Une rivière, quelques arbres, quelques amis et connaissances, une ville, un appartement avec des fenêtres, quelques personnages inventés, même en faisant le tri, en étant très restrictif, en trouvant des modalités d’action, en se donnant des contraintes, comme il est difficile de faire de cela une écriture. Comme la tête humaine s’affaire, de tous ces passages, ces entrées et sorties, comme sa perméabilité peut être éprouvante.

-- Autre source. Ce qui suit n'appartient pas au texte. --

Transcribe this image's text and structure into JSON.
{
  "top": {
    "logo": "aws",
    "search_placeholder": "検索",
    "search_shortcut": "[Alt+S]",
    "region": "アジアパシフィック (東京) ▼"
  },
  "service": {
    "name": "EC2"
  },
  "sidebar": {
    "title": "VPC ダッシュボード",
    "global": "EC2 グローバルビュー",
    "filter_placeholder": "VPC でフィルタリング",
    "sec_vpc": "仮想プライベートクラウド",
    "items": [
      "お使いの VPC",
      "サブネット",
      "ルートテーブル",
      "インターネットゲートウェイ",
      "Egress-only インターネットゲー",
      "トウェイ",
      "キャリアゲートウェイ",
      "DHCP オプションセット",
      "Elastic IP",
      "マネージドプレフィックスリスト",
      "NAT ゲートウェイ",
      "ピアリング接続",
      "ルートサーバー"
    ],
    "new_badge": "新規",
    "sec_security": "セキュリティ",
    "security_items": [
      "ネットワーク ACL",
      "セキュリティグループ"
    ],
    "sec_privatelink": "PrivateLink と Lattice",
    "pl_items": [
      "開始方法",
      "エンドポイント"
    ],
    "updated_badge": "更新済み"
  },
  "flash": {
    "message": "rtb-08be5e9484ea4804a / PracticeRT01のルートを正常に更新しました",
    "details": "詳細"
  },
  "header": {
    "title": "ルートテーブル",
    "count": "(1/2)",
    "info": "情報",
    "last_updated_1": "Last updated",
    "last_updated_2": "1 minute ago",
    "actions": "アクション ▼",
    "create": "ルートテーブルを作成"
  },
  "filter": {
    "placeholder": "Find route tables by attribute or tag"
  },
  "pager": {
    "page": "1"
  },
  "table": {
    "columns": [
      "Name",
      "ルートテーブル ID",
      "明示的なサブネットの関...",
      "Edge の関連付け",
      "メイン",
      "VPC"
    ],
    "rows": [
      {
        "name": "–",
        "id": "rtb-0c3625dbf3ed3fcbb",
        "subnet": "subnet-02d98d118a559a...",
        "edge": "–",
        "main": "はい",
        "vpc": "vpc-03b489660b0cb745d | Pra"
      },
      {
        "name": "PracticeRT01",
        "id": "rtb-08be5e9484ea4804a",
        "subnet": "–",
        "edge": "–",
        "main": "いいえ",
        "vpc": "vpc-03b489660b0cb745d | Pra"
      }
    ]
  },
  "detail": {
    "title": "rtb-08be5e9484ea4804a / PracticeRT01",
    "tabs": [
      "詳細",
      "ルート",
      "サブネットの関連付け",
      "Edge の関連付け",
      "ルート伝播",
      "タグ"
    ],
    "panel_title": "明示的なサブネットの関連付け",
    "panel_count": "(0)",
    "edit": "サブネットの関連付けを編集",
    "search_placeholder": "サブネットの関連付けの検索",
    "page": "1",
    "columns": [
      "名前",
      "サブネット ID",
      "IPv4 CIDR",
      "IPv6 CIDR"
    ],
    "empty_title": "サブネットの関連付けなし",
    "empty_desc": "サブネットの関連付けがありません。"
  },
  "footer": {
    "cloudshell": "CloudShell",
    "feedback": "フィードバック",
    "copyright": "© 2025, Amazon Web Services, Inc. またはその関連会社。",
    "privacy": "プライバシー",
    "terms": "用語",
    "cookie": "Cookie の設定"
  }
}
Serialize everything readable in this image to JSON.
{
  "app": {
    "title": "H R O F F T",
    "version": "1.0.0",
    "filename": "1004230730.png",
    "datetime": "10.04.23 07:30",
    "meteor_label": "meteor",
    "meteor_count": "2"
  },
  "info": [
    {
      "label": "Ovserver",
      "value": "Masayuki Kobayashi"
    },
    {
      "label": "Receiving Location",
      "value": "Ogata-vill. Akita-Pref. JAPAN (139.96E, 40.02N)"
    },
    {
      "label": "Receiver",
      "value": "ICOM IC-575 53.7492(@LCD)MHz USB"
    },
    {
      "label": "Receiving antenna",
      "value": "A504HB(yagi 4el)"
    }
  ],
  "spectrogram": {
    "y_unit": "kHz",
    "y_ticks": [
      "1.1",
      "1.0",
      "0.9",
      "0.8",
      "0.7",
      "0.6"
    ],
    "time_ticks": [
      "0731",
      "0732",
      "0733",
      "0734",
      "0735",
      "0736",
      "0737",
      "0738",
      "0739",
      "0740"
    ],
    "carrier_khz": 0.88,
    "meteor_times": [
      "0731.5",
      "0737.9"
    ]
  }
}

Je reviens avec peine toucher le piano. Répétant avec attention ces accords arpégés, descendants (très beaux, avec la pédale), ma mémoire ralentie, mes doigts faibles, fatigué presque à la nausée. Je vais à la fenêtre, pour rencontrer aussitôt, quel étonnement, un petit oiseau de la taille d’un merle ou d’un passereau, occupant la pointe, presque une aiguille, d’un sapin fourchu tandis qu’un beaucoup plus gros, un ramier, dirait-on, venu se loger tout près mais juste en dessous, remuant la touffe des épaisses branches autour de lui sans que le petit ne se déloge, il restera très longtemps debout comme un i, fuselé, tranquille, presque sur le dos de l’autre installé résolument mais qui pourtant finira par s’en aller. Et bientôt le petit oiseau aura été rejoint par deux de ses compagnons sur deux autres de ces petites pointes sommitales du grand arbre noir à deux flèches. Puis bientôt, les trois s’en vont, d’un vol semblable en longs traits plongeants. Et entretemps, grande nouvelle, heureux événement, dans le ciel tout autour, les premiers martinets sont de retour !
Pendant toute mon observation, ma lassitude proche du découragement était attaquée, comme sur un autre flanc, par une petite question qui se formule soudain :
Comment devenir oiseau… je reconnais monsieur Temps me donnant un petit indice.